EN CAS D’ATTEINTE À SON DROIT CONSTITUTIONNEL, Y A-T-IL LIEU D’EXCLURE LA PREUVE EN CONFORMITÉ AVEC LES CRITÈRES DE L’ALINÉA 24(2) DE LA CHARTE?
[83] Pour déterminer s’il y a lieu ou non d’exclure la preuve recueillie à la suite de l’atteinte aux droits constitutionnels du requérant, le Tribunal doit appliquer les critères énoncés dans l’arrêt Grant[8].
[84] En ce qui concerne le premier critère, le Tribunal considère que la gravité de la conduite de l’État a porté une atteinte importante aux droits constitutionnels du requérant.
[85] L’alinéa 10b) de la Charte prévoit que ce droit doit être exercé sans délai. Or, la preuve démontre qu’en l’espèce, il s’est écoulé 81 minutes après être informé de son droit à l’avocat, en avoir manifesté l’exercice et l’exercice effective de celui-ci.
[86] Ce délai est causé principalement par des politiques administratives qui ont été suivies à la lettre par les patrouilleurs dans le présent dossier.
[87] Il n’y a eu aucune démonstration sérieuse du respect des droits du requérant par le service de police ou les patrouilleurs. Tel que mentionné précédemment, c’est à l’État que revient l’obligation de mettre les ressources suffisantes pour permettre l’exercice effective des droits du requérant.

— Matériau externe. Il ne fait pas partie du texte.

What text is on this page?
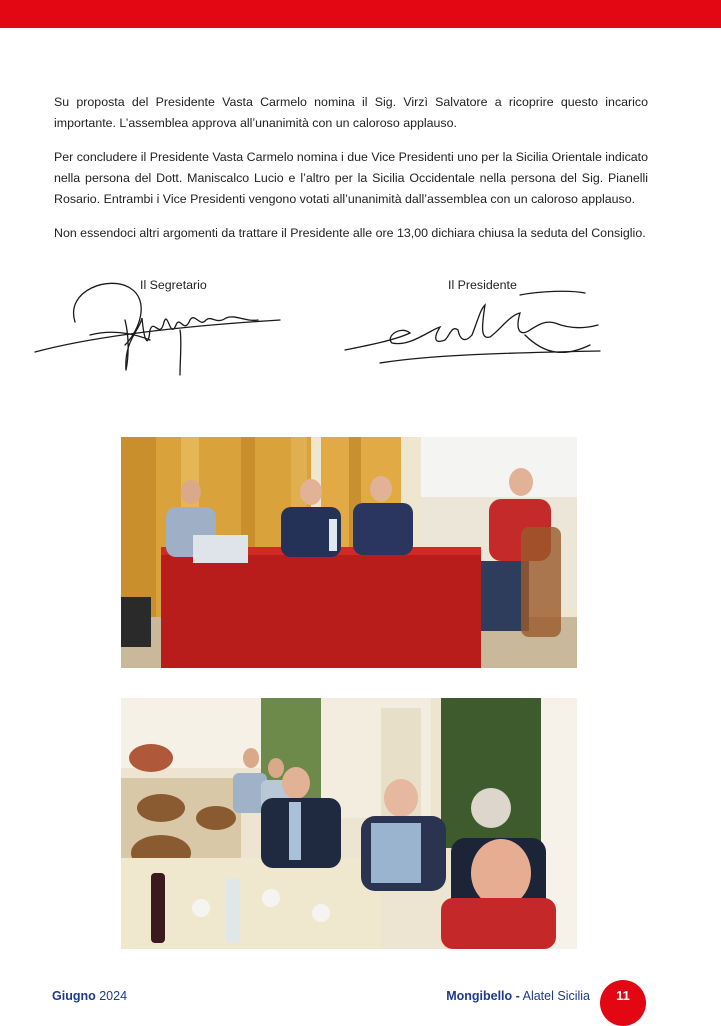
Su proposta del Presidente Vasta Carmelo nomina il Sig. Virzì Salvatore a ricoprire questo incarico importante. L’assemblea approva all’unanimità con un caloroso applauso.

Per concludere il Presidente Vasta Carmelo nomina i due Vice Presidenti uno per la Sicilia Orientale indicato nella persona del Dott. Maniscalco Lucio e l’altro per la Sicilia Occidentale nella persona del Sig. Pianelli Rosario. Entrambi i Vice Presidenti vengono votati all’unanimità dall’assemblea con un caloroso applauso.

Non essendoci altri argomenti da trattare il Presidente alle ore 13,00 dichiara chiusa la seduta del Consiglio.

Il Segretario	Il Presidente
Giugno 2024	Mongibello - Alatel Sicilia 11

[88] L’absence de ces ressources démontre un mépris important pour le fondement même du droit et les cours ne peuvent s’associer à un comportement de la sorte.
[89] Dans ces circonstances, le premier critère milite plutôt pour l’exclusion.
[90] En ce qui concerne l’incidence de l’atteinte aux droits garantis par la Charte, dans la présente affaire, ceci a généré une détention plus longue que nécessaire pour une simple cause de capacités affaiblies.
[91] Tel qu’illustré plus haut, cette détention inutile a été plus longue que le temps requis pour effectuer les tests et la confection de tous les documents y afférents.
[92] Dans la présente affaire, la preuve démontre également que le requérant avait besoin de réponses à ses questions sur ce qu’il allait advenir de sa situation et que seul un avocat pouvait lui fournir une réponse adéquate.
[93] Ce deuxième critère milite également pour l’exclusion.
[94] En ce qui concerne l’intérêt de la société à ce que l’affaire soit jugée au fond, en matière de conduite avec les capacités affaiblies, compte tenu de la nature de la preuve, ce critère milite plutôt, dans la plupart des cas, pour l’inclusion que l’exclusion de la preuve.
[95] La mise en balance de tous les critères amène le Tribunal à conclure à l’exclusion de la preuve, vu l’importance fondamentale du droit à l’avocat pour toute personne détenue et le peu de considération accordée à celui-ci par les autorités, pour la mise en œuvre effective de ce droit. Les tribunaux ne peuvent s’associer à ce comportement qui déconsidère l’administration de la justice.
POUR CES MOTIFS, LE TRIBUNAL :
ACCUEILLE la requête en exclusion de la preuve;
DÉCLARE qu’il y a eu atteinte aux droits constitutionnels du requérant lui permettant d’avoir recours, sans délai, à l’assistance d’un avocat;
ORDONNE l’irrecevabilité du certificat du technicien qualifié en application de l’article 24(2) de la Charte.